Portmaster: Open-source application firewall

Portmaster is a free and open source application firewall built to monitor and control network activity on Windows and Linux. The project is developed in the EU and is designed to give users stronger privacy without asking them to manage every rule by hand.

Portmaster

A tool that watches everything your apps send

Portmaster plugs into the network stack at a low level. On Linux it uses nfqueue, and on Windows it relies on a kernel driver built on the Windows Filtering Platform. Every packet is visible to the service, and any packet can be stopped before it leaves the system. The software matches traffic to the app that created it by using eBPF and the proc filesystem on Linux or a kernel driver and the IP Helper API on Windows.

This approach lets users see each connection while still setting rules per application. It also helps the service sort out unusual cases.
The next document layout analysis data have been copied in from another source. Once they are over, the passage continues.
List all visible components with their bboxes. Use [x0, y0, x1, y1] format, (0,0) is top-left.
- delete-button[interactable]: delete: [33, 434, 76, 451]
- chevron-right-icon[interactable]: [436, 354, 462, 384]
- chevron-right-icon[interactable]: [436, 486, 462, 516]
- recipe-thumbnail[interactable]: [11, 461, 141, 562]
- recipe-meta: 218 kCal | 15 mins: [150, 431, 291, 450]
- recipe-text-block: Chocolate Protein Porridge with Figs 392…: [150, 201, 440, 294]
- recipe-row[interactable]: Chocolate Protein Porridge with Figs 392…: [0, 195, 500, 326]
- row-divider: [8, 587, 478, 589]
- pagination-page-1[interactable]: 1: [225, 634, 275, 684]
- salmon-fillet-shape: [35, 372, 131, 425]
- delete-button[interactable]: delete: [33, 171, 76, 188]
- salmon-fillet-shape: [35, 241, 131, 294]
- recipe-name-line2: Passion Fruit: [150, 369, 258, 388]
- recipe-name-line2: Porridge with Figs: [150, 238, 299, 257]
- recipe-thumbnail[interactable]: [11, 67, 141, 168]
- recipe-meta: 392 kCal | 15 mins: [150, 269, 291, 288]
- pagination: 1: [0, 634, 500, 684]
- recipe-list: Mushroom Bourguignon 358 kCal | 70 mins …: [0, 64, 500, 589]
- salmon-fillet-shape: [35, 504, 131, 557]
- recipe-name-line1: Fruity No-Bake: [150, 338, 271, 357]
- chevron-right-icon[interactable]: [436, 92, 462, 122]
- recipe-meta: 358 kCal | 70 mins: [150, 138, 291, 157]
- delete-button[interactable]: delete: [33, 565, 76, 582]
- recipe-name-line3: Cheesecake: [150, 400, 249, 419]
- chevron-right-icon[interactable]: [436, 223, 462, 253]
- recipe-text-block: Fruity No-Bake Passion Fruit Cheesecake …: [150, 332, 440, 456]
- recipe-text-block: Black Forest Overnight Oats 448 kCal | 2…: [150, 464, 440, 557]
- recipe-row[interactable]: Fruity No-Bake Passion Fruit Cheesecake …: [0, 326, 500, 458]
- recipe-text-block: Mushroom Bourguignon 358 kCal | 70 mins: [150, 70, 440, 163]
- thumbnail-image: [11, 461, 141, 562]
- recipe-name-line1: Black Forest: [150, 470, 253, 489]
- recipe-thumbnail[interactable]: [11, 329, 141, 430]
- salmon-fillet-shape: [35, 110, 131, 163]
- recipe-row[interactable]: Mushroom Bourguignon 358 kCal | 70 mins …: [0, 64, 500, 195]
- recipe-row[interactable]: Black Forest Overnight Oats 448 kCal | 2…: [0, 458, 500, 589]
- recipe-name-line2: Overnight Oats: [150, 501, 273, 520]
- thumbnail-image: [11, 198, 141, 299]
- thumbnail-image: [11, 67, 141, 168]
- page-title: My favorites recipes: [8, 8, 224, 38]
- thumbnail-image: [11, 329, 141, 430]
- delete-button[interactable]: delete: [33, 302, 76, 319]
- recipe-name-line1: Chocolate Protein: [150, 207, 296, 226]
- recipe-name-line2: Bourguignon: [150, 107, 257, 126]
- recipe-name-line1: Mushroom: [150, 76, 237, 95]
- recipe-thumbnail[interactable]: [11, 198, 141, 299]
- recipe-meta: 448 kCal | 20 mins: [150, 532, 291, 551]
Portmaster can recognize Snap packages, AppImage apps and scripts on Linux as well as Windows Store apps and system services that run under svchost.exe.

Privacy features built into the service

The firewall runs as a system level core service. Its app and notifier operate in user space. Intelligence data such as block lists and geoIP information is downloaded and applied in the background. Updates are signed and installed automatically.

At the privacy filter level, users can define network scopes such as localhost, LAN, internet, peer to peer or inbound. Rules can be shaped around domains, IP addresses, countries and other internet identifiers. Filter lists help block malware, ad servers and tracker domains.

A closer look at secure DNS handling

Portmaster intercepts DNS queries that would otherwise bypass user settings. It reroutes these queries to its own resolver so that all lookups follow the chosen configuration. The service can work with DNS over HTTPS or DNS over TLS and supports split horizon setups with validation to defend against DNS rebinding attacks.

Portmaster is available for free on GitHub.